I guess I’m also wondering generally what the ramifications are for guide-side vs. model-side enumeration in terms of the efficacy of fitting models in Pyro.

n_components = 10
n_obs, n_features = data.shape

def stickbreak(v):
    cumprod_one_minus_v = torch.cumprod(1 - v, dim=-1)
    v_one = pad(v, (0, 1), value=1)
    one_c = pad(cumprod_one_minus_v, (1, 0), value=1)
    return v_one * one_c

def gen_uniform_stick_weights(n_components):
    weights = torch.zeros(n_components - 1)
    weights[0] = 1/n_components

    for i in range(1, n_components - 1):
        stick_remainder = 1 - weights[i - 1]
        weights[i] = (1/(1+n_components-i)) / stick_remainder 

    return weights

def model(data):
    alpha = pyro.sample('alpha', dist.Gamma(1, 1))
    
    with pyro.plate('mixture_weights', n_components - 1):
        v = pyro.sample('v', dist.Beta(1, alpha))

    with pyro.plate('features', n_features):
        with pyro.plate(f'components', n_components):
            mu = pyro.sample('mu', dist.Normal(0, 1))
            sigma_sq = pyro.sample('sigma_sq', dist.InverseGamma(1, 1)) 

    with pyro.plate("data", n_obs):
        label = pyro.sample(f"cat", dist.Categorical(stickbreak(v)))

        for i in pyro.plate('features_', n_features):
            pyro.sample(f'obs_{i}', dist.Normal(mu[label, i], sigma_sq[label, i]), obs=data[:, i])

def guide(data):
    alpha_loc = pyro.param("alpha_loc", torch.tensor(1.), constraint=constraints.positive)
    alpha = pyro.sample("alpha", dist.Delta(alpha_loc))

    with pyro.plate('mixture_weights', n_components - 1):
        v_loc = pyro.param("v_loc", gen_uniform_stick_weights(n_components), constraint=constraints.unit_interval)
        v = pyro.sample("v", dist.Delta(v_loc))

    with pyro.plate('features', n_features):         
        with pyro.plate('components', n_components):
            mu_loc = pyro.param("mu_loc", dist.Normal(0, 1).sample([n_components, n_features]))
            sigma_sq_loc = pyro.param("sigma_sq_loc", dist.InverseGamma(1, 1).sample([n_components, n_features]), constraint=constraints.positive)

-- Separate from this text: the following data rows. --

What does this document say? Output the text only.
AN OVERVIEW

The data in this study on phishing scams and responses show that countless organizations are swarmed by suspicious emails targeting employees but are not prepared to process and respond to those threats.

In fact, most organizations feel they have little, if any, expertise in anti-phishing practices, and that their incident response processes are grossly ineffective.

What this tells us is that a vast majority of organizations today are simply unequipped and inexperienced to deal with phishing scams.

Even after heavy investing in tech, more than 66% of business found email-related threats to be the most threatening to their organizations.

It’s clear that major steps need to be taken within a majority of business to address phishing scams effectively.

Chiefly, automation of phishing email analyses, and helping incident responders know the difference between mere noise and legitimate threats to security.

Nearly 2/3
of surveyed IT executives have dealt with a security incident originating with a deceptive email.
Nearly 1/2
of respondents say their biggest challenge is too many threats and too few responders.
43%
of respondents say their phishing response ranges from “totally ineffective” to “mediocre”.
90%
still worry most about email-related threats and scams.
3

            mu = pyro.sample('mu', dist.Delta(mu_loc))
            sigma_sq = pyro.sample('sigma_sq', dist.Delta(sigma_sq_loc))

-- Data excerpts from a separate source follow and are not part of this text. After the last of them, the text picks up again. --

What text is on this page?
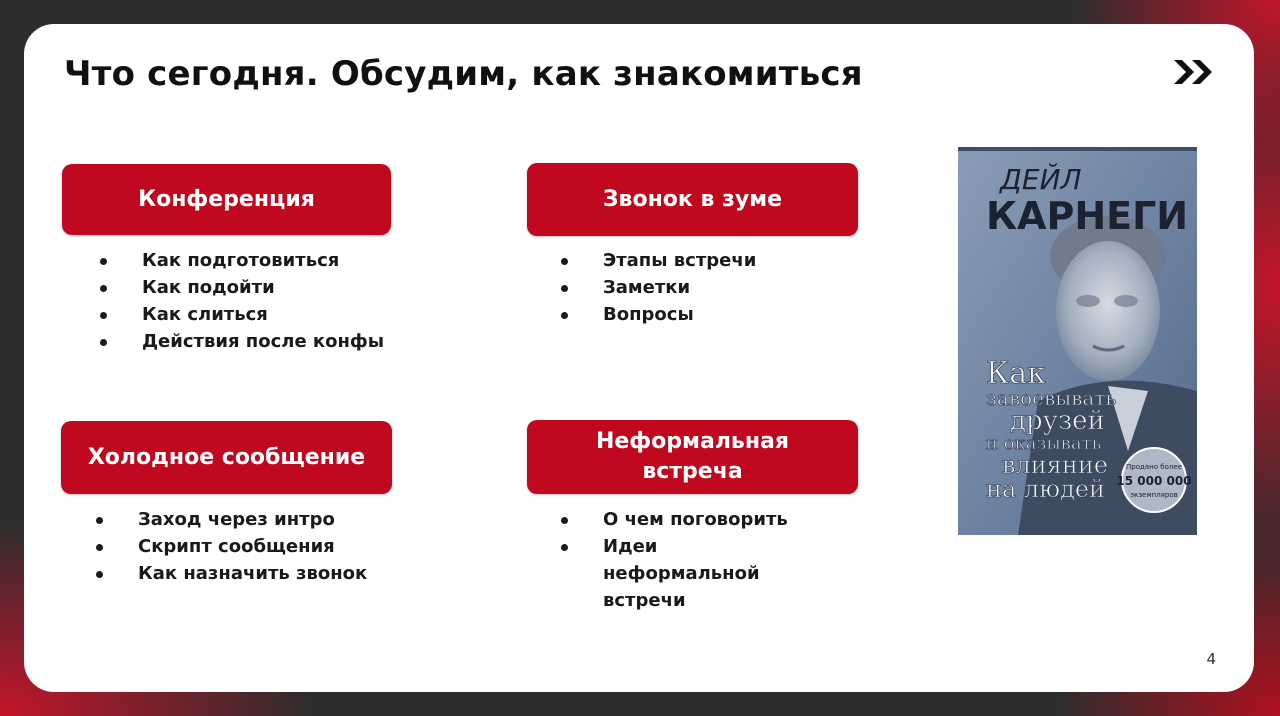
Что сегодня. Обсудим, как знакомиться
Конференция
Как подготовиться
Как подойти
Как слиться
Действия после конфы
Звонок в зуме
Этапы встречи
Заметки
Вопросы
Холодное сообщение
Заход через интро
Скрипт сообщения
Как назначить звонок
Неформальная встреча
О чем поговорить
Идеи неформальной встречи
ДЕЙЛ
КАРНЕГИ
Как
завоевывать
друзей
и оказывать
влияние
на людей
Продано более
15 000 000
экземпляров
4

    with pyro.plate("data", n_obs):
        cat = pyro.sample('cat', dist.Categorical(stickbreak(v)), infer={'enumerate': 'parallel'})

it’s hard to say in general. guide-side enumeration involves an additional variational relaxation. how exactly that impacts the optimization problem is probably pretty problem specific. model-enumeration is probably easier to get working in most cases since it requires fewer guide parameters. guide-side enumeration, like all elbo optimization problems, may work poorly if variational parameters are poorly initialized. one potential up-side of guide-side enumeration is that it opens the door to learning amortized guides.

1 Like

also in your code what is the shape of stickbreak(v)? it looks like you’re not learning individual categorical probabilities for each data point

That’s correct. Stickbreak(v) takes the stick proportions to sequentially break off and returns an n_components long tensor with the mixture weights of the clusters (the length of the last stick is always determined by the length of the second to last stick). If I replace the data plate in the guide with something like this to learn the categorical probs individually,

    with pyro.plate("data", n_obs):
        assignment_probs = pyro.param('assignment_probs', 
                                       torch.ones(len(data), n_components) / n_components,
                                       constraint=constraints.unit_interval)        
        cat = pyro.sample('cat', dist.Categorical(assignment_probs), infer={'enumerate': 'parallel'})

the same phenomenon occurs when I increase the numbers of components beyond the “true” number of components in the model.

I got down this rabbit hole as an simpler version of CrossCat, in which the “view assignments” (one of the latent discrete parameters) cannot be enumerated in the model. I was hoping to learn something about how guide-side enumeration affects inference by working with a simpler case, but since the behavior is not generalizable, I’ll open up a separate thread to keep this on topic :slight_smile: .

i forgot how crosscat works in detail but generally the posterior (and therefore the guide) has fewer statistical independencies than the model and so e.g. you would expect that the marginal posterior cat depends on the data point in question

1 Like